= The Broken Covenant of Calebais =

Tabletop role-playing game adventure

The Broken Covenant of Calebais is an adventure published by Lion Rampant in 1988 for the fantasy role-playing game Ars Magica.

==Contents==
The Broken Covenant of Calebais is an adventure which takes place fifty years after a group (a covenant) of wizards, along with their servants and guards, mysteriously sealed themselves off from the world with magical wards. Now a clue has found about how to penetrate the wards, and the players' characters have been chosen to investigate.

==Publication history==
The Broken Covenant of Calebais was the first adventure published for Ars Magica, and was released as a 44-page softcover book designed by Jonathan Tweet and Mark Rein-Hagen.

==Reception==
Stewart Wieck reviewed The Broken Covenant of Calebais in White Wolf #13 (December 1988) and stated that "As a whole, the adventure is very well done and well conceived. It includes one of the few playable (in game terms) riddles I have come across in my gaming. I was a bit disappointed to see the first 'Ars Magica' adventure revolve around an expedition into a 'dungeon', no matter how logical the 'dungeon'."

In the July–August 1989 edition of Space Gamer (Vol. II No. 1), John Nephew liked the adventure, commenting, "I heartily recommend this adventure to all FRP gamers, whatever system you may use. Some technical sides may be difficult to convert, but the background and many fascinating personalities make it worth the effort. The numerous innovations scattered throughout the text should make your gaming grow and improve even if you never run the adventure."

In the August 1989 edition of Games International (Issue #8), Dave Morris, a self-admitted fan of Ars Magica, found himself "slightly disappointed" by this adventure. Morris found the treasure boring, the dungeon feel overmapped, and the final encounter "jarringly stage-managed." In addition, he called the illustrations "remarkably bland, with the exception of a couple of medieval engravings." He concluded by giving this adventure a rating of 4 out of 5, saying, "Overall a good story but with only a few flashes of real brilliance that characterised Ars Magica. Possibly it makes too many self-conscious concessions to being 'commercial'."

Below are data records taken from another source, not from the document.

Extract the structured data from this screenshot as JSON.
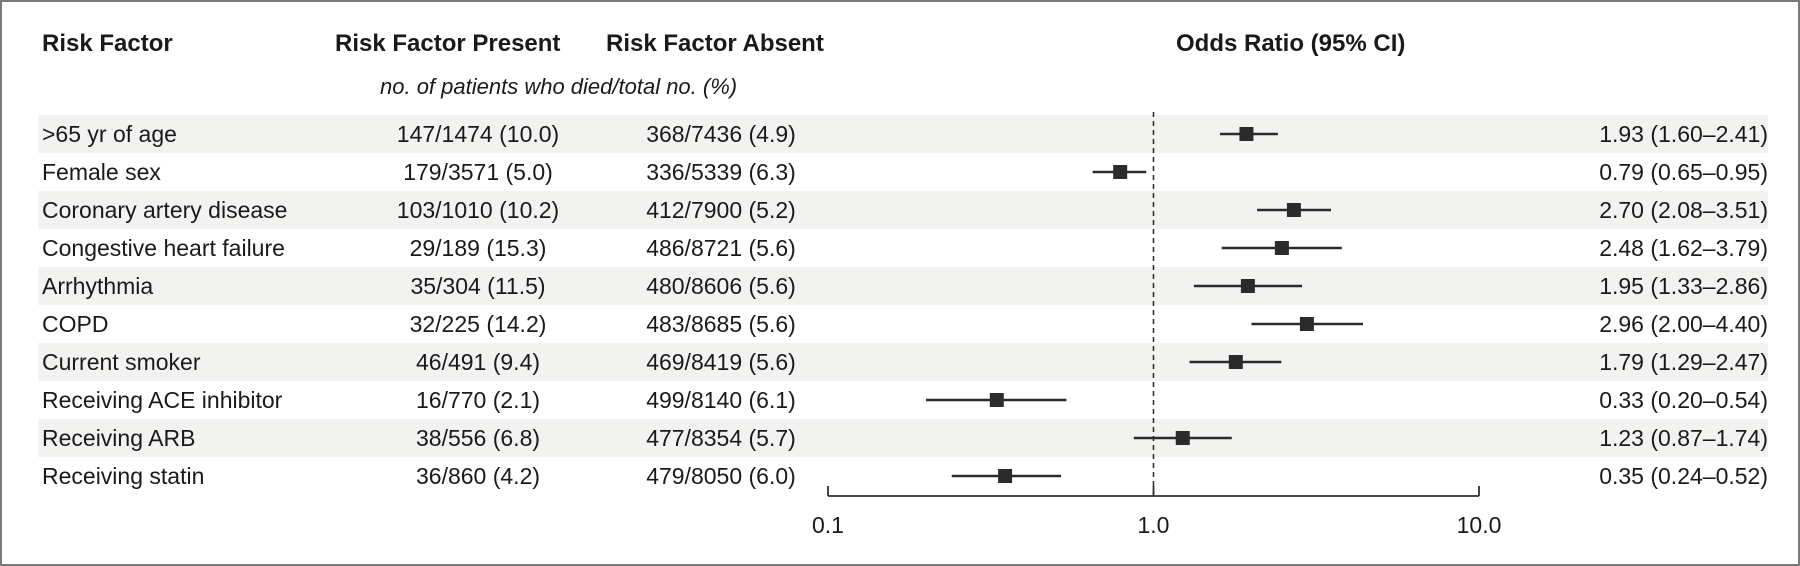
{
  "headers": {
    "risk_factor": "Risk Factor",
    "present": "Risk Factor Present",
    "absent": "Risk Factor Absent",
    "odds_ratio": "Odds Ratio (95% CI)",
    "subheader": "no. of patients who died/total no. (%)"
  },
  "rows": [
    {
      "name": ">65 yr of age",
      "present": "147/1474 (10.0)",
      "absent": "368/7436 (4.9)",
      "or_text": "1.93 (1.60–2.41)"
    },
    {
      "name": "Female sex",
      "present": "179/3571 (5.0)",
      "absent": "336/5339 (6.3)",
      "or_text": "0.79 (0.65–0.95)"
    },
    {
      "name": "Coronary artery disease",
      "present": "103/1010 (10.2)",
      "absent": "412/7900 (5.2)",
      "or_text": "2.70 (2.08–3.51)"
    },
    {
      "name": "Congestive heart failure",
      "present": "29/189 (15.3)",
      "absent": "486/8721 (5.6)",
      "or_text": "2.48 (1.62–3.79)"
    },
    {
      "name": "Arrhythmia",
      "present": "35/304 (11.5)",
      "absent": "480/8606 (5.6)",
      "or_text": "1.95 (1.33–2.86)"
    },
    {
      "name": "COPD",
      "present": "32/225 (14.2)",
      "absent": "483/8685 (5.6)",
      "or_text": "2.96 (2.00–4.40)"
    },
    {
      "name": "Current smoker",
      "present": "46/491 (9.4)",
      "absent": "469/8419 (5.6)",
      "or_text": "1.79 (1.29–2.47)"
    },
    {
      "name": "Receiving ACE inhibitor",
      "present": "16/770 (2.1)",
      "absent": "499/8140 (6.1)",
      "or_text": "0.33 (0.20–0.54)"
    },
    {
      "name": "Receiving ARB",
      "present": "38/556 (6.8)",
      "absent": "477/8354 (5.7)",
      "or_text": "1.23 (0.87–1.74)"
    },
    {
      "name": "Receiving statin",
      "present": "36/860 (4.2)",
      "absent": "479/8050 (6.0)",
      "or_text": "0.35 (0.24–0.52)"
    }
  ],
  "chart_data": {
    "type": "forest",
    "x_scale": "log",
    "xlim": [
      0.1,
      10.0
    ],
    "reference_line": 1.0,
    "ticks": [
      "0.1",
      "1.0",
      "10.0"
    ],
    "tick_values": [
      0.1,
      1.0,
      10.0
    ],
    "points": [
      {
        "label": ">65 yr of age",
        "or": 1.93,
        "lo": 1.6,
        "hi": 2.41
      },
      {
        "label": "Female sex",
        "or": 0.79,
        "lo": 0.65,
        "hi": 0.95
      },
      {
        "label": "Coronary artery disease",
        "or": 2.7,
        "lo": 2.08,
        "hi": 3.51
      },
      {
        "label": "Congestive heart failure",
        "or": 2.48,
        "lo": 1.62,
        "hi": 3.79
      },
      {
        "label": "Arrhythmia",
        "or": 1.95,
        "lo": 1.33,
        "hi": 2.86
      },
      {
        "label": "COPD",
        "or": 2.96,
        "lo": 2.0,
        "hi": 4.4
      },
      {
        "label": "Current smoker",
        "or": 1.79,
        "lo": 1.29,
        "hi": 2.47
      },
      {
        "label": "Receiving ACE inhibitor",
        "or": 0.33,
        "lo": 0.2,
        "hi": 0.54
      },
      {
        "label": "Receiving ARB",
        "or": 1.23,
        "lo": 0.87,
        "hi": 1.74
      },
      {
        "label": "Receiving statin",
        "or": 0.35,
        "lo": 0.24,
        "hi": 0.52
      }
    ],
    "colors": {
      "marker": "#2b2b2b",
      "row_shade": "#f2f2f0"
    }
  }
}
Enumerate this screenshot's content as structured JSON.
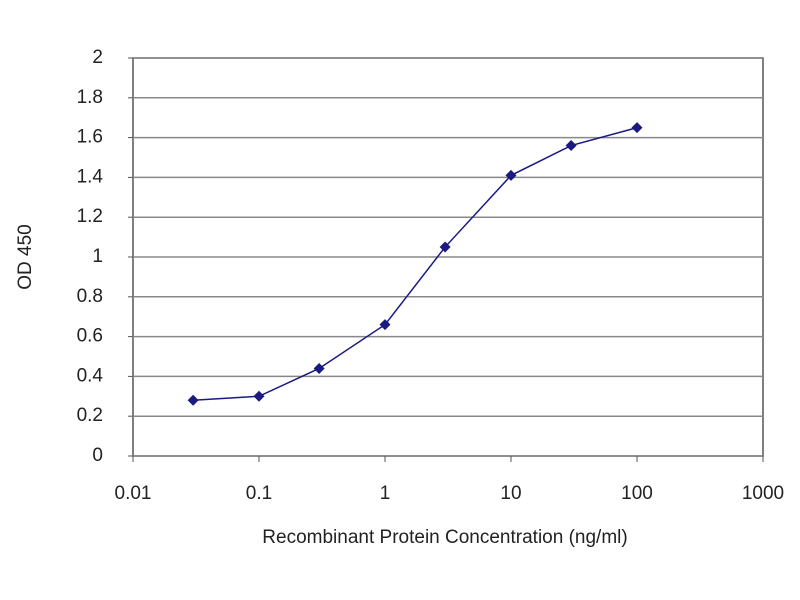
{
  "chart_data": {
    "type": "line",
    "xlabel": "Recombinant Protein Concentration (ng/ml)",
    "ylabel": "OD 450",
    "x": [
      0.03,
      0.1,
      0.3,
      1,
      3,
      10,
      30,
      100
    ],
    "values": [
      0.28,
      0.3,
      0.44,
      0.66,
      1.05,
      1.41,
      1.56,
      1.65
    ],
    "color": "#1a1a80",
    "xscale": "log",
    "xlim": [
      0.01,
      1000
    ],
    "xticks": [
      0.01,
      0.1,
      1,
      10,
      100,
      1000
    ],
    "ylim": [
      0,
      2
    ],
    "yticks": [
      0,
      0.2,
      0.4,
      0.6,
      0.8,
      1,
      1.2,
      1.4,
      1.6,
      1.8,
      2
    ],
    "grid": true
  }
}
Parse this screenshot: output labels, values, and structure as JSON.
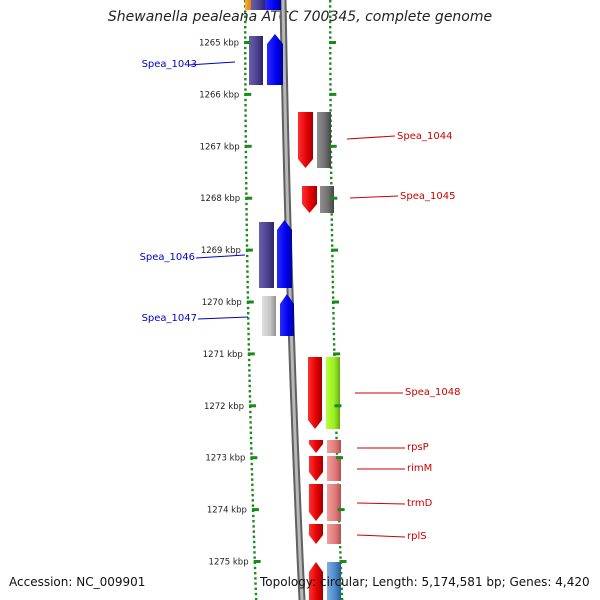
{
  "title": "Shewanella pealeana ATCC 700345, complete genome",
  "footer": {
    "accession": "Accession: NC_009901",
    "topology": "Topology: circular; Length: 5,174,581 bp; Genes: 4,420"
  },
  "ticks": [
    {
      "label": "1265 kbp",
      "kbp": 1265
    },
    {
      "label": "1266 kbp",
      "kbp": 1266
    },
    {
      "label": "1267 kbp",
      "kbp": 1267
    },
    {
      "label": "1268 kbp",
      "kbp": 1268
    },
    {
      "label": "1269 kbp",
      "kbp": 1269
    },
    {
      "label": "1270 kbp",
      "kbp": 1270
    },
    {
      "label": "1271 kbp",
      "kbp": 1271
    },
    {
      "label": "1272 kbp",
      "kbp": 1272
    },
    {
      "label": "1273 kbp",
      "kbp": 1273
    },
    {
      "label": "1274 kbp",
      "kbp": 1274
    },
    {
      "label": "1275 kbp",
      "kbp": 1275
    }
  ],
  "gene_labels": [
    {
      "name": "Spea_1043",
      "side": "left",
      "color": "#0000cc"
    },
    {
      "name": "Spea_1044",
      "side": "right",
      "color": "#cc0000"
    },
    {
      "name": "Spea_1045",
      "side": "right",
      "color": "#cc0000"
    },
    {
      "name": "Spea_1046",
      "side": "left",
      "color": "#0000cc"
    },
    {
      "name": "Spea_1047",
      "side": "left",
      "color": "#0000cc"
    },
    {
      "name": "Spea_1048",
      "side": "right",
      "color": "#cc0000"
    },
    {
      "name": "rpsP",
      "side": "right",
      "color": "#cc0000"
    },
    {
      "name": "rimM",
      "side": "right",
      "color": "#cc0000"
    },
    {
      "name": "trmD",
      "side": "right",
      "color": "#cc0000"
    },
    {
      "name": "rplS",
      "side": "right",
      "color": "#cc0000"
    }
  ],
  "colors": {
    "backbone": "#808080",
    "tick": "#1a8a1a",
    "reverse_strand_gene": "#0000ff",
    "reverse_strand_cog": "#4b3f8f",
    "forward_strand_gene": "#ff0000",
    "forward_strand_cog": "#707070",
    "cog_green": "#99ee22",
    "cog_pink": "#e07a7a",
    "cog_lightgray": "#c8c8c8"
  }
}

In the October 1989 edition of Dragon (Issue #150), Ken Rolston was very pleased with the adventure, which he called "a persuasive example of how the Ars Magica system can produce a first-class fantasy adventure with a spotlight on wizards and sorcery." Rolston thought the adventure to be "earnest but imaginative, challenging, mysterious fun." He called the obligatory introductory encounter "a charming well-paced warm-up to the rest of the adventure," and thought the minor antagonists were "adorable, bush league, and numerous, and are provided with a complete micro-culture and survival rationale." He did find "the graphics are weak, the wrap-up is a bit abrupt, and the writing, materials, maps, and organization are somewhat less than polished." But Rolston concluded, "The Broken Covenant pleased me enormously; my recommendation is unreserved... For original tone and flavor, general effect, and ambitious aspiration, it’s a thoroughly satisfying adventure."